This study was approved by the Institutional Review Board (IRB-1143193) and performed in accordance with the Declaration of Helsinki. Blood samples were collected from human subjects after obtaining their written consent and subjected to PBMC and serum isolation. For PBMC isolation, the blood samples were diluted with Dulbecco’s Phosphate Buffered Saline (DPBS) containing 2% FBS (Stemcell Technologies) in 1:1 volume ratio. Two volumes of diluted blood were gently layered on top of a one volume lymphoprep solution (Stemcell Technologies) and centrifuged at 800g for 20 min. PBMCs were harvested from the liquid interface. Serum was isolated as previously described by us (76).

Cell culture

The human monocytes (THP1 and U937) and BC cell lines (MDA-MB-468 and MDA-MB-231) were purchased from the American Type Culture Collection (ATCC) and cultured in RPMI and DMEM media, respectively (Corning) at 37 °C in a humidified incubator with 5% CO2. The cell culture medium was supplemented with heat-inactivated Fetal Bovine Serum (FBS; 10%; R&D Systems) and penicillin/streptomycin antibiotic (1×; Gibco). Short tandem repeats genotyping and intermittent testing for cell line-specific marker proteins were performed to validate the authenticity of the cell lines. To obtain M0 macrophages, THP1 and U937 cells were treated with Phorbol 12-myristate 13-acetate (PMA; 20 ng/ml; 24 h; Millipore Sigma) and were followed by a rest period (24 h) in culture medium. For monocyte culture from human subject-derived PBMCs, harvested PBMCs were washed with 1× PBS and plated in monocyte attachment medium (Sigma Aldrich) for 1.5 h in six-well culture plates. The media was aspirated to remove non-adherent cells and adherent cells were subjected to vigorous swirling in a warm monocyte attachment medium to remove any weakly adhered cells. The adhered monocytes were then incubated for 6 days in macrophage generation medium XF (Sigma Aldrich) containing 30 ng/ml M-CSF.

Exosome isolation

The exosomes were isolated from cultured cells using a total exosome isolation reagent (Invitrogen) and processed according to the manufacturer's protocol (77). Briefly, the cell culture medium was collected after 48 h of treatment and centrifuged for 30 min at 2000g to remove the cell debris and processed for exosome isolation. Exosomes from the serum of BC patients were isolated from 250 μl samples using SmartSEC Single EV Isolation System (SBI System Biosciences) according to the manufacturer protocol.

Treatments

For M1 polarization, the M0 macrophages were treated with recombinant human IFNγ (50 ng/ml; 48 h; R&D Systems), and for M2 polarization, the M0 macrophages were treated with recombinant human IL-4 (50 ng/ml; 48 h; R&D Systems) in a culture medium. Cortisol (200 ng/ml; Millipore Sigma) was used for experimental treatments. All treatments were performed in a medium supplemented with charcoal-stripped FBS (10%; Gibco) and penicillin-streptomycin antibiotic solution (1×; Gibco). Cell lines were periodically tested for mycoplasma contamination using the MycoAlert Mycoplasma Detection Kit (Lonza).

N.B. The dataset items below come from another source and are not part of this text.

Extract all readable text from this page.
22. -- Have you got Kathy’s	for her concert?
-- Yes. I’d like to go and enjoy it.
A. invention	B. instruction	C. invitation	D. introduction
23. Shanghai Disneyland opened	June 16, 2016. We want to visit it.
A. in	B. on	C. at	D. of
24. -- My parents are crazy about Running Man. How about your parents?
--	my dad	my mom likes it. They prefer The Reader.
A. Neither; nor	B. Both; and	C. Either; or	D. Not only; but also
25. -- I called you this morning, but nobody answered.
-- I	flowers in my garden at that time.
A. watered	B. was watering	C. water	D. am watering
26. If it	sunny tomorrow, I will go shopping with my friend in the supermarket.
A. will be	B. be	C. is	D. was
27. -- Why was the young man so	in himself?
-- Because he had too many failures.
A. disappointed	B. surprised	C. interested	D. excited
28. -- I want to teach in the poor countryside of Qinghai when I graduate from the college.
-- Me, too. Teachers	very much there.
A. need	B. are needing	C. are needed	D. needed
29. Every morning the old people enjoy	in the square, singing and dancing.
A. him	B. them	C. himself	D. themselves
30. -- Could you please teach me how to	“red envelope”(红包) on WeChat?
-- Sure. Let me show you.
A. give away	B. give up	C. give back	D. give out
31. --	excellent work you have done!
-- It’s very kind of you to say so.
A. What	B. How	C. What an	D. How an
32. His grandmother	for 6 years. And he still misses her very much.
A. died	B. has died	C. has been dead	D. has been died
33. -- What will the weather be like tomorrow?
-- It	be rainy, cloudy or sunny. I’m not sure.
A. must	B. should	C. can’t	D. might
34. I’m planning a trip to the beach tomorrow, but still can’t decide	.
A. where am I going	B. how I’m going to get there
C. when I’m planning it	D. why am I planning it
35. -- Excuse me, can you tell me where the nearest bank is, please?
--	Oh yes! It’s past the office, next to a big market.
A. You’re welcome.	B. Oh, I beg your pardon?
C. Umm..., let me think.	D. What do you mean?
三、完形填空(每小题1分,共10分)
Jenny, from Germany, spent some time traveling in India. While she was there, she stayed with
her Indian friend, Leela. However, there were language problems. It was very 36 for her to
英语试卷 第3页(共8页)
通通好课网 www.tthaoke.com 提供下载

Enzyme-linked immunosorbent assay (ELISA)

To determine the cortisol levels in serum samples of BC patients, the human serum cortisol ELISA kit (R&D systems) was used according to the manufacturer's protocol. Optical density was measured at 450 nm using a BioTek microplate reader (Agilent). Unknown concentrations were calculated using the standard curve.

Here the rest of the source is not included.